MapReduce job execution flow in Hadoop - Time & Space Complexity
We want to understand how the time to run a MapReduce job changes as the input data grows.
How does the job's execution time grow when we add more data to process?
Analyze the time complexity of the following MapReduce job execution flow.
// Simplified MapReduce job flow
Job job = new Job(conf, "word count");
job.setMapperClass(WordCountMapper.class);
job.setReducerClass(WordCountReducer.class);
job.setInputFormatClass(TextInputFormat.class);
job.setOutputFormatClass(TextOutputFormat.class);
FileInputFormat.addInputPath(job, new Path(inputPath));
FileOutputFormat.setOutputPath(job, new Path(outputPath));
job.waitForCompletion(true);
This code sets up and runs a MapReduce job that counts words in input files.
- Primary operation: The Mapper processes each input record once.
- How many times: Once per input record, so as many times as there are records.
- Secondary operation: The Reducer processes each unique key and its values.
- How many times: Once per unique key, which depends on data.
As input data grows, the Mapper runs more times, once per record.
| Input Size (n) | Approx.

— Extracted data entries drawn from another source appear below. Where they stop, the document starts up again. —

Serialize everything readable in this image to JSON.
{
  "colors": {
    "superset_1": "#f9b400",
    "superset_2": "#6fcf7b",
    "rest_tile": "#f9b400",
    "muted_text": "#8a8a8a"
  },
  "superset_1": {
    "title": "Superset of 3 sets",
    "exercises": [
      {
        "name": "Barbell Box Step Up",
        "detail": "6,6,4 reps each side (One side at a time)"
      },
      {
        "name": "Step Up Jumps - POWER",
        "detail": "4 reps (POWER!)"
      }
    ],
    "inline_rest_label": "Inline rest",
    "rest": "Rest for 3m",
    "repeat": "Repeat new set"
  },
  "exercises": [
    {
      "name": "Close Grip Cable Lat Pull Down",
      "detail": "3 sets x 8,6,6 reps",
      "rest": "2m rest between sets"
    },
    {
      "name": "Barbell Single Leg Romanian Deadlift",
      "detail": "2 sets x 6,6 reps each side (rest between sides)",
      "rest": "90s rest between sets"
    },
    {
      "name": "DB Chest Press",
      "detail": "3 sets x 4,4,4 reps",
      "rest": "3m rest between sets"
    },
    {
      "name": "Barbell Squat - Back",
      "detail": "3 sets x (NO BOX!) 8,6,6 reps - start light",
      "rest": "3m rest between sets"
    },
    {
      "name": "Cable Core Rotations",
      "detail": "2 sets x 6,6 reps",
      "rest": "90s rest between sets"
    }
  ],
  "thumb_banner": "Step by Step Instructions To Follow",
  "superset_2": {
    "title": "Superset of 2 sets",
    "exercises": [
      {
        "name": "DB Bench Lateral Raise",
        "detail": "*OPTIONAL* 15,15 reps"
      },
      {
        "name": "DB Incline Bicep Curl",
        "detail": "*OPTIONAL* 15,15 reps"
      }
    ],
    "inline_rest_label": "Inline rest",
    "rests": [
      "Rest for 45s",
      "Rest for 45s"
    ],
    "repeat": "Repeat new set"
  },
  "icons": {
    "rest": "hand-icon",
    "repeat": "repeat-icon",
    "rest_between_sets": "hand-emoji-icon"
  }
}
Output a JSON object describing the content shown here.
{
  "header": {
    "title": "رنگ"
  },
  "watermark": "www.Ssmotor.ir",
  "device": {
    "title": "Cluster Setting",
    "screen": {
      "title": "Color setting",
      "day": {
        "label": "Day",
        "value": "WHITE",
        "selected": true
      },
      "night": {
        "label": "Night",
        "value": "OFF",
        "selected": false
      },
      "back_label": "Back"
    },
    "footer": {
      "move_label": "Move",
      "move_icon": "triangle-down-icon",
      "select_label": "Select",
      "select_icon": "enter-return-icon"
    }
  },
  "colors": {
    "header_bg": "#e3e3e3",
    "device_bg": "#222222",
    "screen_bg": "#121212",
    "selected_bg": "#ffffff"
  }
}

Operations |
|---|---|
| 10 | About 10 map operations |
| 100 | About 100 map operations |
| 1000 | About 1000 map operations |
Pattern observation: The number of map operations grows directly with input size.
Time Complexity: O(n)
This means the job's running time grows roughly in direct proportion to the amount of input data.
[X] Wrong: "The Reducer runs once regardless of input size."
[OK] Correct: The Reducer runs once per unique key, so if input grows and produces more unique keys, the Reducer work also grows.
Understanding how MapReduce scales with data size helps you explain how big data jobs handle growth efficiently.
"What if we added a Combiner step before the Reducer? How would the time complexity change?"